Training/Basic Commons training
This is a first draft: not yet the product of consensus
This is a syllabus for a training session that can be given in a half day or an evening. It would normally be given by one trainer/presenter at the front of the room and a number of helpers depending on audience size. For specifics on how to deliver this training, see the resources below.
Objective: Newcomers will understand which media files can and can not be shared through Wikimedia Commons and will start to share their own files.
This page is for people looking to deliver this workshop. If you are interested in being trained yourself, see training.
Prerequisites[edit | edit source]
- Participants should each come with a digital file that is their own work (e.g. a self portrait digital photograph that has been transferred to their computer).
- Participants have basic computer ability (use of a mouse, filling in web forms, editing word processor documents or similar).
- Basic Wikipedia training is useful but not necessary for this session.
- Participants should register accounts on Commons in advance, as creating more than six new accounts from one IP address can cause problems.
- Everyone should have an internet-connected desktop or laptop computer; using tablet devices or even a mobile phone, is possible, but it is not recommended.
- The internet connection in use should not block, though a firewall or other tool, connections to Wikipedia or Wikimedia Commons (always check in advance!)
- The session will involve making a minor change to an existing image, e.g. cropping, so participants need access to software or an online tool that can do this.
Learning goals[edit | edit source]
- Understanding Commons as a repository of free media content for use across all the Wikimedia projects and beyond.
- Look at the top of the Commons main page to see the official number of files uploaded so far.
- Understanding what is meant by "free content" in the Wikimedia context
- Don't go through all the different kinds of CC licence, but explore the term "ShareAlike" and explain that not all Creative Commons licences are "free".
- Decide collectively what licence will be used for the session's new contributions (e.g. CC-BY) and write it prominently on a flip chart so that users don't forget it when first encountering a large list of options.
- Logging in to Commons
- User's own user/ talk pages
- How to "read" a page - history, diffs, discussion
- Uploading a new image (e.g. a self portrait)

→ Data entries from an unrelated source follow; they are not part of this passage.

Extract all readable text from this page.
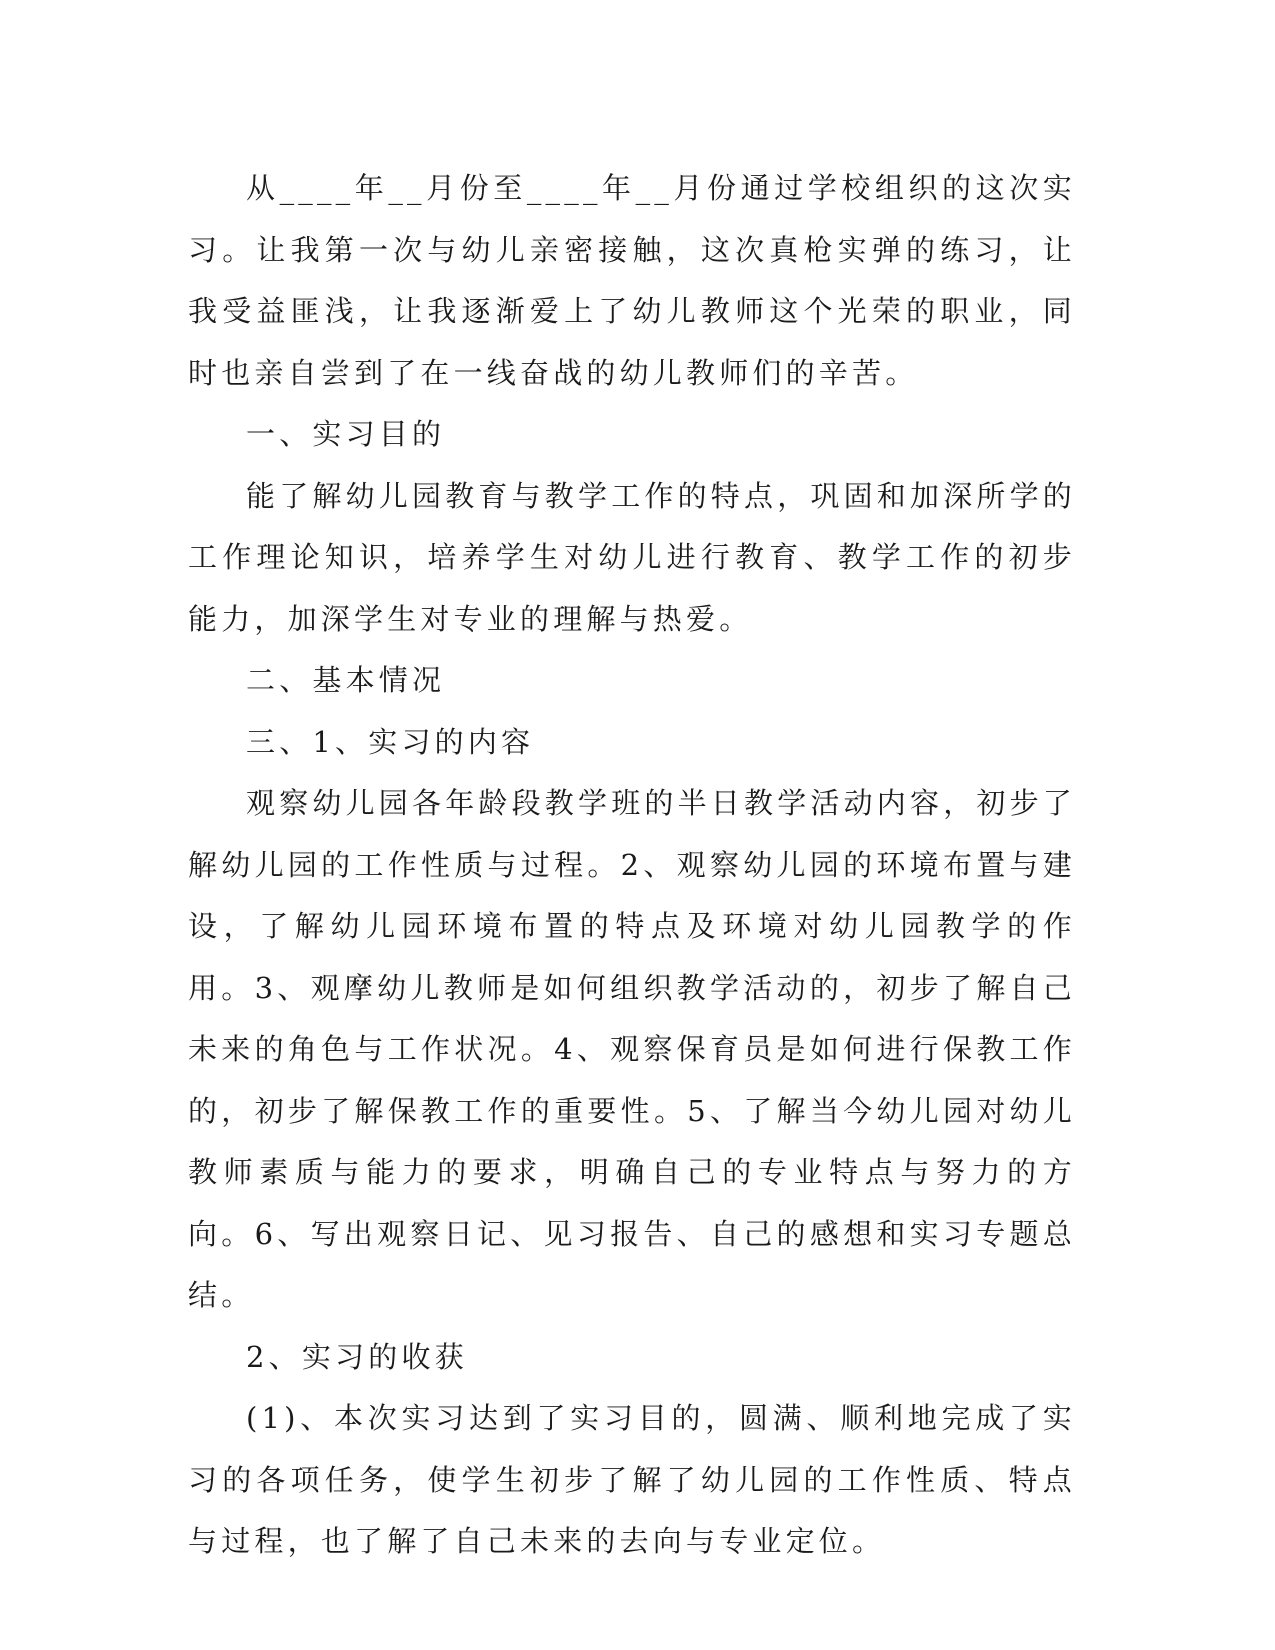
从____年__月份至____年__月份通过学校组织的这次实习。让我第一次与幼儿亲密接触，这次真枪实弹的练习，让我受益匪浅，让我逐渐爱上了幼儿教师这个光荣的职业，同时也亲自尝到了在一线奋战的幼儿教师们的辛苦。

一、实习目的

能了解幼儿园教育与教学工作的特点，巩固和加深所学的工作理论知识，培养学生对幼儿进行教育、教学工作的初步能力，加深学生对专业的理解与热爱。

二、基本情况

三、1、实习的内容

观察幼儿园各年龄段教学班的半日教学活动内容，初步了解幼儿园的工作性质与过程。2、观察幼儿园的环境布置与建设，了解幼儿园环境布置的特点及环境对幼儿园教学的作用。3、观摩幼儿教师是如何组织教学活动的，初步了解自己未来的角色与工作状况。4、观察保育员是如何进行保教工作的，初步了解保教工作的重要性。5、了解当今幼儿园对幼儿教师素质与能力的要求，明确自己的专业特点与努力的方向。6、写出观察日记、见习报告、自己的感想和实习专题总结。

2、实习的收获

(1)、本次实习达到了实习目的，圆满、顺利地完成了实习的各项任务，使学生初步了解了幼儿园的工作性质、特点与过程，也了解了自己未来的去向与专业定位。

- Choosing a meaningful filename, adding a description, selecting the licence and categories. Recommend the category "Wikipedians in the United Kingdom" or "Users in the United Kingdom" for self-portraits.
- Include a Wikipedia link in the description - can be the subject's home town, or, if anonymity is preferred, their favourite food, sports team or colour.
- Step slowly through the upload interface ("new" or "old"?)
- Uploading a modified version of the new image
- Including an image in a wiki page
- Clicking on their own user page, clicking the image icon in the toolbar and pasting in the correct file name
- Get everyone to add to their User page 1) the image they've just uploaded, 2) an image from elsewhere on Commons that they like (such as the Picture of the Day from the main page)
- Uploading a derivative work (e.g. a map cropped to highlight a particular area)
- Taking the largest resolution version of the original, not the one shown in preview
- It should be uploaded as a new work, not as a new version of the original.
- Select "It is a derivative work of one or several files from Commons" from upload menu. This activates a separate upload interface called DerivativeFX
- Need to understand that the licence given to the derivative work is constrained by the licence of the original
- Have everyone stop before finalising upload so that trainer or assistant can quickly check what they are doing.
- Finding all one's own contributions (via the My Contributions link in the top right of any page)
- Knowing where to find answers to questions
- The Help button on the left of the screen leads to a very large number of links, which can overwhelm new users. Highlight the Frequently Asked Questions, Project Scope, and Help desk
Resources[edit | edit source]
- Since this exercise involves uploading an altered version of an existing image, the trainer needs to select a suitable source image in advance.
- Introduction to Free Licences from the Outreach wiki. Colourful 4-page PDF
- Commons Licencing Tutorial: This image is part of the new upload interface, but it may be useful to have paper copies.
- Wikipedia:Picture tutorial including one-and-a-half minute video
- "Open-licensing your images: what it means and how to do it" Introductory blog post by Andy Mabbett
Activities[edit | edit source]
Can I upload it?[edit | edit source]
This paper exercise can come after the initial discussion of copyright and scope. Hand out cards with short scenarios, e.g. "I've made a scan myself of a diagram in a textbook." "I've taken a big batch of photos of my family on holiday". "I've photographed a statue in my local high street." "I've scanned an image whose original creator died recently and so can't object it to being shared." Have each person read out their card and say whether or not they think the file could be shared through Commons and if not, why not. It may help reinforce the lesson if you have flip chart sheets for "Yes", "No: out of scope" and "No: not free" and each person sticks their card to the relevant sheet once you've discussed the answer.
Assessment[edit | edit source]
There is no need for an assessment for this level of training: if a user has successfully uploaded and labelled files, it will be evident from their contribution record.